Il y avait autrefois un monarque sage nommé Priam, le modèle des rois, époux irréprochable, homme pieux, père de cinquante enfants, tous établis, à l’exception d’un seul, qui exerçait en amateur le métier de berger, et distribuait des prix de beauté aux jeunes filles égarées dans les vallons de l’Ida. Les lois les plus justes régnaient dans la ville de Priam ; il y avait beaucoup de vieillards, et tous donnaient d’excellents conseils à la jeunesse, tous honoraient les dieux, tous enseignaient le respect pour les femmes. Les mœurs de l’âge d’or florissaient dans cette ville de Troie, à tel point que les princesses traversaient les places publiques, à pied, pour se rendre au fleuve voisin et laver elles-mêmes leurs robes et leurs tuniques ; qu’elles exposaient au soleil, comme de simples blanchisseuses de Bougival. Priam, roi très-pacifique, n’avait point d’armée, et, grâce à ce détail d’économie politique, il avait amassé de grands trésors, accrus encore par un commerce d’huile, de laine et de cuirs, et par l’heureux entretien des terres. L’île de Ténédos elle-même, où vous ne voyez rien du tout aujourd’hui, donnait d’excellents revenus à Priam :

Dives opum, Priami dùm regna manebant.

Enfin, la Renommée, seule gazette de cette époque primitive, donnait à Priam beaucoup plus de trésors qu’il n’en possédait, ce qui excitait la convoitise de tous les pirates de l’Archipel. On attendait un prétexte pour piller la banque d’Ilium.

Le berger Pâris, le créateur de cette race insipide des Don Juan, des Joconde, des Lovelace, qui courent les villes et les auberges, sans amour et sans plaisir, dans l’unique but d’accorder leurs faveurs aux femmes et de les flétrir après devant mille confidents ; le berger Pâris, seul mauvais sujet d’une vertueuse famille, sous prétexte qu’il était blond ; le berger Pâris, sans avoir à sa disposition tous les vaisseaux que lui prête Horace, per freta navibus, enleva sur une tartane la belle-sœur d’Agamemnon, Hélène, femme très-légère de mœurs, et qui, même avant l’hymen, avait donné de grands déplaisirs à ses deux frères ovipares et à tous les Tindarides ses alliés.
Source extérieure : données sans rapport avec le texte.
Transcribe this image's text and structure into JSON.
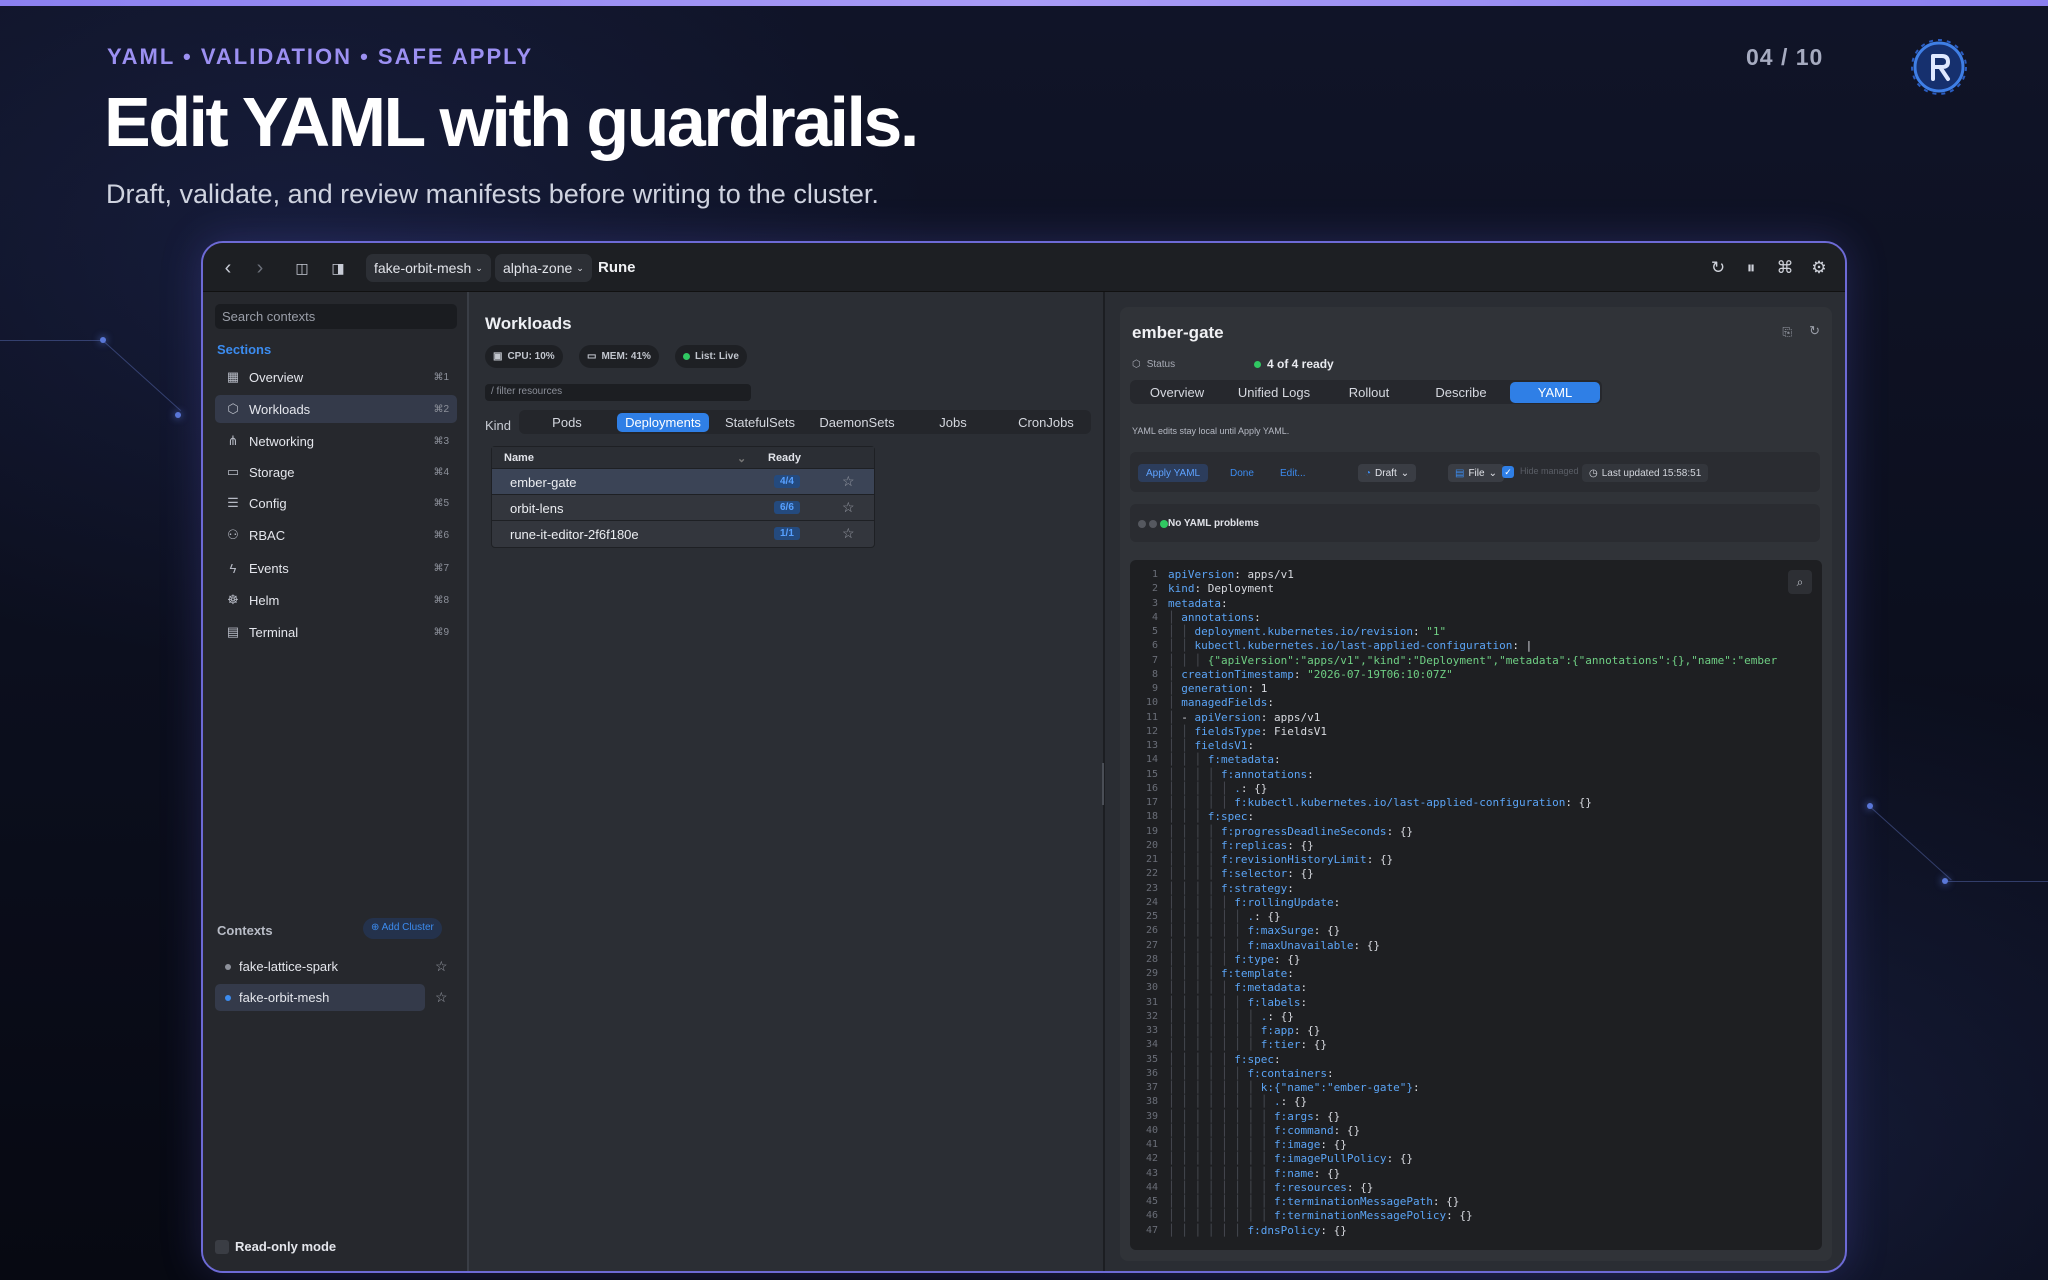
{
  "slide": {
    "eyebrow": "YAML • VALIDATION • SAFE APPLY",
    "counter": "04 / 10",
    "headline": "Edit YAML with guardrails.",
    "subtitle": "Draft, validate, and review manifests before writing to the cluster."
  },
  "titlebar": {
    "cluster": "fake-orbit-mesh",
    "namespace": "alpha-zone",
    "app": "Rune"
  },
  "sidebar": {
    "search_placeholder": "Search contexts",
    "sections_label": "Sections",
    "items": [
      {
        "label": "Overview",
        "shortcut": "⌘1",
        "icon": "grid-icon"
      },
      {
        "label": "Workloads",
        "shortcut": "⌘2",
        "icon": "cube-icon"
      },
      {
        "label": "Networking",
        "shortcut": "⌘3",
        "icon": "network-icon"
      },
      {
        "label": "Storage",
        "shortcut": "⌘4",
        "icon": "disk-icon"
      },
      {
        "label": "Config",
        "shortcut": "⌘5",
        "icon": "sliders-icon"
      },
      {
        "label": "RBAC",
        "shortcut": "⌘6",
        "icon": "users-icon"
      },
      {
        "label": "Events",
        "shortcut": "⌘7",
        "icon": "bolt-icon"
      },
      {
        "label": "Helm",
        "shortcut": "⌘8",
        "icon": "helm-icon"
      },
      {
        "label": "Terminal",
        "shortcut": "⌘9",
        "icon": "terminal-icon"
      }
    ],
    "contexts_label": "Contexts",
    "add_cluster": "Add Cluster",
    "contexts": [
      {
        "name": "fake-lattice-spark"
      },
      {
        "name": "fake-orbit-mesh"
      }
    ],
    "read_only": "Read-only mode"
  },
  "workloads": {
    "title": "Workloads",
    "chips": {
      "cpu": "CPU: 10%",
      "mem": "MEM: 41%",
      "list": "List: Live"
    },
    "filter_placeholder": "/ filter resources",
    "kind_label": "Kind",
    "kinds": [
      "Pods",
      "Deployments",
      "StatefulSets",
      "DaemonSets",
      "Jobs",
      "CronJobs"
    ],
    "active_kind": "Deployments",
    "columns": {
      "name": "Name",
      "ready": "Ready"
    },
    "rows": [
      {
        "name": "ember-gate",
        "ready": "4/4"
      },
      {
        "name": "orbit-lens",
        "ready": "6/6"
      },
      {
        "name": "rune-it-editor-2f6f180e",
        "ready": "1/1"
      }
    ]
  },
  "detail": {
    "title": "ember-gate",
    "status_label": "Status",
    "status_value": "4 of 4 ready",
    "tabs": [
      "Overview",
      "Unified Logs",
      "Rollout",
      "Describe",
      "YAML"
    ],
    "active_tab": "YAML",
    "hint": "YAML edits stay local until Apply YAML.",
    "toolbar": {
      "apply": "Apply YAML",
      "done": "Done",
      "edit": "Edit...",
      "draft": "Draft",
      "file": "File",
      "hide_managed": "Hide managed",
      "last_updated": "Last updated 15:58:51"
    },
    "problems": "No YAML problems"
  },
  "colors": {
    "accent": "#2f7fe6",
    "brand": "#8b80f0",
    "ok": "#30c862"
  },
  "yaml": [
    {
      "i": 0,
      "k": "apiVersion",
      "v": "apps/v1"
    },
    {
      "i": 0,
      "k": "kind",
      "v": "Deployment"
    },
    {
      "i": 0,
      "k": "metadata",
      "v": ""
    },
    {
      "i": 1,
      "k": "annotations",
      "v": ""
    },
    {
      "i": 2,
      "k": "deployment.kubernetes.io/revision",
      "s": "\"1\""
    },
    {
      "i": 2,
      "k": "kubectl.kubernetes.io/last-applied-configuration",
      "v": "|"
    },
    {
      "i": 3,
      "s": "{\"apiVersion\":\"apps/v1\",\"kind\":\"Deployment\",\"metadata\":{\"annotations\":{},\"name\":\"ember"
    },
    {
      "i": 1,
      "k": "creationTimestamp",
      "s": "\"2026-07-19T06:10:07Z\""
    },
    {
      "i": 1,
      "k": "generation",
      "v": "1"
    },
    {
      "i": 1,
      "k": "managedFields",
      "v": ""
    },
    {
      "i": 1,
      "p": "- ",
      "k": "apiVersion",
      "v": "apps/v1"
    },
    {
      "i": 2,
      "k": "fieldsType",
      "v": "FieldsV1"
    },
    {
      "i": 2,
      "k": "fieldsV1",
      "v": ""
    },
    {
      "i": 3,
      "k": "f:metadata",
      "v": ""
    },
    {
      "i": 4,
      "k": "f:annotations",
      "v": ""
    },
    {
      "i": 5,
      "k": ".",
      "v": "{}"
    },
    {
      "i": 5,
      "k": "f:kubectl.kubernetes.io/last-applied-configuration",
      "v": "{}"
    },
    {
      "i": 3,
      "k": "f:spec",
      "v": ""
    },
    {
      "i": 4,
      "k": "f:progressDeadlineSeconds",
      "v": "{}"
    },
    {
      "i": 4,
      "k": "f:replicas",
      "v": "{}"
    },
    {
      "i": 4,
      "k": "f:revisionHistoryLimit",
      "v": "{}"
    },
    {
      "i": 4,
      "k": "f:selector",
      "v": "{}"
    },
    {
      "i": 4,
      "k": "f:strategy",
      "v": ""
    },
    {
      "i": 5,
      "k": "f:rollingUpdate",
      "v": ""
    },
    {
      "i": 6,
      "k": ".",
      "v": "{}"
    },
    {
      "i": 6,
      "k": "f:maxSurge",
      "v": "{}"
    },
    {
      "i": 6,
      "k": "f:maxUnavailable",
      "v": "{}"
    },
    {
      "i": 5,
      "k": "f:type",
      "v": "{}"
    },
    {
      "i": 4,
      "k": "f:template",
      "v": ""
    },
    {
      "i": 5,
      "k": "f:metadata",
      "v": ""
    },
    {
      "i": 6,
      "k": "f:labels",
      "v": ""
    },
    {
      "i": 7,
      "k": ".",
      "v": "{}"
    },
    {
      "i": 7,
      "k": "f:app",
      "v": "{}"
    },
    {
      "i": 7,
      "k": "f:tier",
      "v": "{}"
    },
    {
      "i": 5,
      "k": "f:spec",
      "v": ""
    },
    {
      "i": 6,
      "k": "f:containers",
      "v": ""
    },
    {
      "i": 7,
      "k": "k:{\"name\":\"ember-gate\"}",
      "v": ""
    },
    {
      "i": 8,
      "k": ".",
      "v": "{}"
    },
    {
      "i": 8,
      "k": "f:args",
      "v": "{}"
    },
    {
      "i": 8,
      "k": "f:command",
      "v": "{}"
    },
    {
      "i": 8,
      "k": "f:image",
      "v": "{}"
    },
    {
      "i": 8,
      "k": "f:imagePullPolicy",
      "v": "{}"
    },
    {
      "i": 8,
      "k": "f:name",
      "v": "{}"
    },
    {
      "i": 8,
      "k": "f:resources",
      "v": "{}"
    },
    {
      "i": 8,
      "k": "f:terminationMessagePath",
      "v": "{}"
    },
    {
      "i": 8,
      "k": "f:terminationMessagePolicy",
      "v": "{}"
    },
    {
      "i": 6,
      "k": "f:dnsPolicy",
      "v": "{}"
    }
  ]
}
Ménélas conduisit Hélène à l’autel, il vit sourire le dieu Hymen, couvert d’une clamyde jaune, croceo velatus amictu, il ferma les yeux comme un sage de la Grèce et passa outre. Les regrets ne tardèrent pas à venir. Clitemnestre, reine prude, comme toute femme qui médite un crime conjugal, eut l’air de se scandaliser de la vie antérieure de sa belle-sœur Hélène, on éloigna Iphigénie de la cour, par précaution ; Agamemnon regarda de fort mauvais œil la femme de Ménélas ; tout le ménage d’Argos fut troublé. Pâris leur rendit donc à tous un signalé service en les débarrassant de la jeune Tindaride ; ce rapt mettait à leur aise Clitemnestre, Agamemnon, la petite Iphigénie et Achille, son fiancé.

La raison politique, négligée par les poëtes, prévalut dans les conseils du cabinet d’Argos. On trouvait une superbe occasion de piller les trésors du riche Priam ; on ne la laissa pas échapper. Tous les pirates de l’Archipel offrirent à Agamemnon leurs tartanes et leurs porchers armés en guerre. Les rois de ces pirates arrivèrent de Zacynthe, de Leucade, de Taphos, de Corcyre, de Céphalonie. Ulysse, le plus forban de tous, abandonna sa femme, son fils, ses étables, son chien, ses porcs, pour venger l’honneur de Ménélas en compromettant le sien, et tenta un long et périlleux voyage. Il partit d’Ithaque, descendit la mer Ionienne, passa le terrible détroit qui sépare Cythère du promontoire de l’île de Crête, remonta dans les parages orageux de Myrtos, entra dans le golfe Argolique et descendit devant Argos, où attendait Agamemnon. Là, nous dit la Fable, mille vaisseaux étaient à l’ancre, mille, c’est beaucoup !

Non anni domuere decem, nec mille carinæ.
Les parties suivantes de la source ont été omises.